Quick glance, some interesting points to take on board.

The section around manufacturing is interesting. 'Not all platforms under development, such as RNA vaccines, have a proven ability to upscale.'

Oxford vaccine snapshots '1500-3500 doses per L of culture' and '2000 L culture, a batch takes 26-30 days'...'100-150m doses annually at this scale' though this is dependent on losses in downstream processing'.

RNA based vaccine (BioNTech and Moderna et al.) '2-3 million doses per L of culture' with 'a single batch taking between 40 and 50 hours to complete' and 'between 5-7 bn doses of drug annually' again dependent on losses in downstream production. However in the section on challenges in manufacture it says 'For the RNA platforms, the material costs are the major contributor to the operating costs and to the overall production costs. The highest cost material is the 5’ cap analogue, for example the CleanCap sold by TriLink Biotechnologies, which is required for the RNA to function in the cells of the human body'. So additional costs there for BioNTech and Moderna. In addition 'However, filling in such large containers might be limited by the thermostability of some of the vaccines, such as the RNA vaccines. If RNA and/or other vaccines need to be lyophilised [freeze dried], this would further slow down and decrease the production volumes'.

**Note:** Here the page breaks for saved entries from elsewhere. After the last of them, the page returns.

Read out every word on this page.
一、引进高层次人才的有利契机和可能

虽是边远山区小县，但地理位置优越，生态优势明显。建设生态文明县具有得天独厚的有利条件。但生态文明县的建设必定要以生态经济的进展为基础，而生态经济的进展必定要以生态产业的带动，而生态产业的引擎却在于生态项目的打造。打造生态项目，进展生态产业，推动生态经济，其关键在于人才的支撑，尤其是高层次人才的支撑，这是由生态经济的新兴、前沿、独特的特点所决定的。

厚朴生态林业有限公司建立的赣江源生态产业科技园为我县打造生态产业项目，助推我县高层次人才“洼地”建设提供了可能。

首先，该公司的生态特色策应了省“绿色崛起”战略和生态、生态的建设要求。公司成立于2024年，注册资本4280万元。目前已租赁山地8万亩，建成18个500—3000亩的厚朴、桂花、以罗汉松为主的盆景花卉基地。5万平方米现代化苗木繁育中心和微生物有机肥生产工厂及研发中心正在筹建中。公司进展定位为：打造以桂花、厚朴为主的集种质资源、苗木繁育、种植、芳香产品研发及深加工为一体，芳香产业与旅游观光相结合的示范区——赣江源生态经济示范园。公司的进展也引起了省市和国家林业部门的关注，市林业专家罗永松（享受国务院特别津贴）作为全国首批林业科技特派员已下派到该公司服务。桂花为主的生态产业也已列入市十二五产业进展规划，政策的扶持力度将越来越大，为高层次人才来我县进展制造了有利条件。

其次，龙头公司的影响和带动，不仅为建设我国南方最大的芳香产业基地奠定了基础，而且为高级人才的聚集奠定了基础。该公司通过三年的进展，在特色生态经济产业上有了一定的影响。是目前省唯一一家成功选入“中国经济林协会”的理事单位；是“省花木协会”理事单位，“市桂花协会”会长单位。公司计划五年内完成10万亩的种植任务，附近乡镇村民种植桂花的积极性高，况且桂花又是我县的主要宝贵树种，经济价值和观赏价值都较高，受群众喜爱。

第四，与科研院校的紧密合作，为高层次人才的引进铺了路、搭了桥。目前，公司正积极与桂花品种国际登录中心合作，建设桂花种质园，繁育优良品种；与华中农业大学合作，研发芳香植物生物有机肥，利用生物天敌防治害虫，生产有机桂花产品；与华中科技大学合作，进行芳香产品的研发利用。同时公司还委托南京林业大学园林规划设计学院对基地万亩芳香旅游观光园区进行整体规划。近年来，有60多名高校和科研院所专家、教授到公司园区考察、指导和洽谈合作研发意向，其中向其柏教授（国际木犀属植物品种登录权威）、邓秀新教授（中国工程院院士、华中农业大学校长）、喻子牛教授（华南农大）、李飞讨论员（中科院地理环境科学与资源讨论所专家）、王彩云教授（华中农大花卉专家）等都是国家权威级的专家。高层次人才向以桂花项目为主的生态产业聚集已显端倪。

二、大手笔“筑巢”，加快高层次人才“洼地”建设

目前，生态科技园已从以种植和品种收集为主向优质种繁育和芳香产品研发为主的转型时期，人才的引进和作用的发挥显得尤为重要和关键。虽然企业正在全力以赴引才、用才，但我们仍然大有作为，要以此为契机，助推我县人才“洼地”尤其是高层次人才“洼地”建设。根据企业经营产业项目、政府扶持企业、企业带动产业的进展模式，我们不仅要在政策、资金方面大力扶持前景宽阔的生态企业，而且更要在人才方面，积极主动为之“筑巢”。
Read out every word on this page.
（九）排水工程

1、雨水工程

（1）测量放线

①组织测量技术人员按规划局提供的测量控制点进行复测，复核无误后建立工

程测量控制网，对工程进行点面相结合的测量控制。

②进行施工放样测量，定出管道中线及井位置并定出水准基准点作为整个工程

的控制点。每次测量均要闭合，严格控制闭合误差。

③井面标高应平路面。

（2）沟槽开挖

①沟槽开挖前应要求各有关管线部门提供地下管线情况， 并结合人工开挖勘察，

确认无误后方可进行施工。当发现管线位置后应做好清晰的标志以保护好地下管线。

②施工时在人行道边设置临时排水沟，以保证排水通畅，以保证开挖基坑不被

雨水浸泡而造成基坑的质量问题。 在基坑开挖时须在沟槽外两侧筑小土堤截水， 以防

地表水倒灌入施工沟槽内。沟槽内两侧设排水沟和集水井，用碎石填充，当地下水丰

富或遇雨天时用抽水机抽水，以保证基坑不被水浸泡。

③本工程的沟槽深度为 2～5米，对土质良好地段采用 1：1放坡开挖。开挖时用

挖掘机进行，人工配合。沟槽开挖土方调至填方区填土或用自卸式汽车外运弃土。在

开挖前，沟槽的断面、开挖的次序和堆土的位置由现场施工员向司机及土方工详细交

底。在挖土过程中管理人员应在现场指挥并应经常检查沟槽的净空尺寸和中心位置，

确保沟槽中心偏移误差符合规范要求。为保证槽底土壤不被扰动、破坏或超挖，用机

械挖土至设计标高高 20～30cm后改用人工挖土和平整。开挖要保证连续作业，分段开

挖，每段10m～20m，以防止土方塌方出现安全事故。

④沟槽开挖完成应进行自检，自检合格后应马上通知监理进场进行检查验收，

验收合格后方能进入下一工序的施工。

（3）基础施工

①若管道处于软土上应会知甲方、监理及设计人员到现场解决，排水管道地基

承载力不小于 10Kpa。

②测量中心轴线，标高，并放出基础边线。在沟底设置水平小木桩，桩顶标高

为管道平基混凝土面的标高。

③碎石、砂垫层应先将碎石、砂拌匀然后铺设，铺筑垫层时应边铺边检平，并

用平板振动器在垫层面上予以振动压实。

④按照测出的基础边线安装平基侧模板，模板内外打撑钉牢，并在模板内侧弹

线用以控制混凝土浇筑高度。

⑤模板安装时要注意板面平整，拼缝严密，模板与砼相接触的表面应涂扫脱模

Take home from this section - DNA is scaleable, it's cheaper to produce than an mRNA vaccine. It also doesn't need additional chemical reagents to be added to make it function, is chemically more stable than RNA. As we seemingly no longer need electroporation we also don't have that problem to contend with. Hence, SCLP have a clear benefit on all these points than many of the teams out front.

Will have a proper read later.

An interesting article on patients who are reinfected with covid. https://www.theguardian.com/world/2020/oct/06/flurry-of-coronavirus-reinfections-leaves-scientists-puzzled

More talk about T-cells and lasting immunity. I highly suspect first to market, may not be best in class.

C7

Good luck at the doctors! Wishing you the best.